Ora vem alegar o Arguido que o Instrutor por não fazer referência ao n.º 1 do artigo 315.º do ETAPM que a acusação deste incorre no erro nos pressupostos de direito pelo erro de qualificação jurídica dos factos. O que de todo não se afigura correcto, veja-se neste contexto o Instrutor no artigo 33.º da sua Acusação refere o artigo 315.º na integra e de maneira geral, o que abarca sempre todas as alíneas do respectivo artigo.
Mas mesmo que assim não se entendesse,
O Instrutor na sua acusação confirma que apenas fez referência ao n.º 2 do artigo 315.º, porquanto não via necessidade de referir o n.º 1 do mesmo artigo, isto porque o n.º 2 decorre da aplicação do n.º 1 ambos do artigo 315.º do ETAPM. - veja-se novamente o artigo 34.º da Acusação.
Vejamos:
“As penas referidas no número anterior”, ou seja, no n.º 1 do artigo 315.º- “serão aplicáveis a funcionários e agentes que nomeadamente:
Ou seja, o n.º 2 do artigo 315.º decorre da aplicação do n.º 1, e se o Instrutor a aplicou é porque as infracções que o Arguido incorre são tão graves que inviabilizam a manutenção da situação jurídico-funcional, o que aliás ficou provado nos Autos e na própria acusação ao Arguido. - Veja-se o artigo 34.º da Acusação.
Por outro lado alega o Arguido no n.º 60.º a 62.º que o Arguido “nunca tomou parte ou interesse, directamente ou por interposta pessoa, em qualquer contrato ou a celebrar com qualquer organismo ou serviço da Administração” - artigo 315.º n.º 2 alínea m) do ETAPM.
Conforme já se referiu anteriormente o Arguido embora tenha sido destituído das empresas (“I Medicina Lda” e “J有限公司”), as mesmas, em momento posterior, procederam aos registos de inscrição e adjudicação nos concursos dos Serviços de Saúde.
Ora, o Arguido embora tenha sido destitui do, mantém, mesmo sendo somente sócio um interesse directo na possibilidade daquelas empresas celebrarem contractos com os Serviços de Saúde.
Mas mesmo ainda não se considerando essa alínea m) do n.º 2 do artigo 315.º do ET APM, é necessário dizer que as situações previstas em todo o n.º 2 do artigo 315.º são apenas exemplificativas, o que interessa é que haja efectivamente a impossibilidade de manutenção da situação jurídico-laboral, e essa ficou provada nos Autos e com a aplicação do n.º 2 do mesmo artigo na acusação por parte do Instrutor do processo.
No artigo 65.º da sua defesa o Arguido parece não entender ainda o que é o princípio da exclusividade previsto no artigo 17.º do ETAPM.
Pelo artigo 336.º do ETAPM a produção de meios de prova requeridos pelo Arguido foram realizados num prazo de 20 dias a contar da entrega da defesa escrita.
O Instrutor informou o Arguido e a sua Constituinte dos dias em que as referidas testemunhas deveriam prestar declarações.
O Instrutor inquiriu todas as testemunhas apresentadas pelo Arguido.
Faz-se aqui referência ao depoimento da Sra. Enfermeira Assunta AL, testemunha apresentada pelo Arguido, na qual a testemunha corrobora que vê o Arguido nas horas de dar consultas deixar os pacientes lá fora à espera por longo tempo e que as queixas relativas ao tempo de espera dos pacientes são inúmeras por parte dos pacientes.

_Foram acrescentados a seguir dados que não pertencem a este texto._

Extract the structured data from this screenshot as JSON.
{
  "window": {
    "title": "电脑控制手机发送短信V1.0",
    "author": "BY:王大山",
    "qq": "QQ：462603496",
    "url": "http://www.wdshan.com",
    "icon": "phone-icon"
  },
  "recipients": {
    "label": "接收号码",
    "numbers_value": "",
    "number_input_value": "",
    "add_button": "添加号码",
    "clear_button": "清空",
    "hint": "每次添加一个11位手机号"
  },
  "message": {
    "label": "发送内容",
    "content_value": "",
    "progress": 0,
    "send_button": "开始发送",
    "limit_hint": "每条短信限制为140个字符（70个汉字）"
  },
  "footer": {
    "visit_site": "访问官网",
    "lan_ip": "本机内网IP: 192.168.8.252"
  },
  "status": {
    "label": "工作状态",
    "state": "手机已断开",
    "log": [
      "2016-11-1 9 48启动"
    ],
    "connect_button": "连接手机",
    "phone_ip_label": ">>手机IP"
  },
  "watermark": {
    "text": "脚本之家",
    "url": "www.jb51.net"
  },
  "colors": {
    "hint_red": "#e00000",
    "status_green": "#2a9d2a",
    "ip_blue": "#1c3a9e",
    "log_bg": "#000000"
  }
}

Relativamente às outras duas testemunhas apresentadas pelo Arguido (C e AM), nenhum dos depoimentos foi suficientemente relevante ou acrescenta nada mais do que havia sido dito na instrução do processo que levasse o Instrutor a mudar de opinião em relação à acusação, bem pelo contrário, o Instrutor do Processo disciplinar não compreende muito bem porque é que estas duas testemunhas que não trabalham no Centro Hospitalar Conde São Januário nem em nenhuma das empresas que o Arguido ou a esposa sejam sócios e administradores vieram prestar depoimentos sobre matéria referente ao local de trabalho do Arguido, mas sobre esta matéria certamente a Advogada constituída pelo Arguido saberá explicar o porquê.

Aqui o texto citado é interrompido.